A job description rarely heard in the digital age, stenographers were people who specialized in taking dictation by shorthand. Shorthand, for readers unfamiliar with it, was a way to write rapidly, using strokes, symbols or abbreviations for letters, words or phrases. After completing the army’s stenographer school, Hart was sent to Japan and then to Panmunjom, the N. Korean village where the peace talks were held.
“I was thunderstruck when they told me I’d be taking notes for the talks and that I’d be working with generals. I’d only seen a general from far away.”

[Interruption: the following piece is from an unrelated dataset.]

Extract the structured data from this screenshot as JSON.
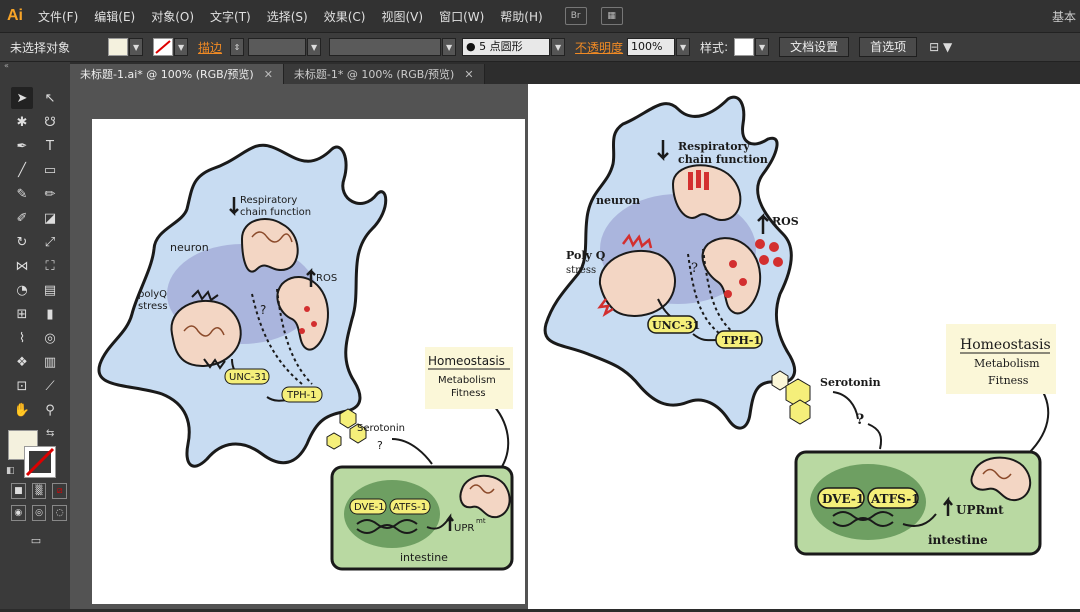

Panmunjom, he said, was two crude buildings and a smattering of tents. From the beginning, it was clear that negotiations with the N. Koreans would be difficult, at times to the point of being comical. Then as now, they were determined to talk tough and look superior in the eyes of the rest of the world.
“They were intransigent and they haggled over everything,” Hart said “… When Admiral Turner Joy (the senior United Nations delegate to the negotiations) put a small U.N. flag on the table, the N. Koreans immediately adjourned. When they came back, they had a N. Korean flag that was slightly taller than the U.N. flag and they put that on the table.
“The next day, one of our guys took in a flag slightly taller than theirs. This went on till the flags were huge. Finally Adm. Turner Joy brought back the little U.N. flag. Then they brought their little flag back, but they made sure it was still taller than ours. It was all about saving face for them.”
N. Korea remained in character during the 1980s, when it waged a “flagpole war” with S. Korea. Its resulting 525-foot flagpole (flying a 595 pound flag) was then the tallest in the world.
One of the pictures Hart took during the peace talks was of a N. Korean man in a dark blue military uniform.
“This was a funny little guy,” he said. “When the N. Koreans realized that we had an admiral at the negotiations, they had to have one, too.”
N. Korea barely had a navy then. Whether the man in the “admiral’s” uniform was a real admiral or pretending to be one is, at this point, anyone’s guess.
“If he was an admiral, he didn’t have much to command,” Hart said, laughing.
The negotiations dragged on for years, with N. Korea not willing to budge on the repatriation of prisoners of war being held in S. Korea.
“It was finally agreed that if they didn’t want to go back to N. Korea as prisoners they wouldn’t have to,” he said. “The N. Koreans thought there would only be a handful who didn’t want to go back. There were over 100,000.”
Who could blame them? The difference between the two Koreas today couldn’t be more obvious.
“S. Korea is booming and successful, and N. Korea is still a Third World nation,” he said. “Its economy is all aimed at its military.”
The military – and nuclear threat – continue to grow while starving N. Koreans eat grass.
And their leader gets chubbier and, arguably, crazier.
“If we could only figure out a way to establish peace with it looking like he won in the eyes of the world, it would all be over. But he’s intransigent, just like his grandfather was at the talks I attended. He has to win in his own mind. I just hope and pray that somebody will come up with a solution that will satisfy his ego. Only then will we be able to relax.”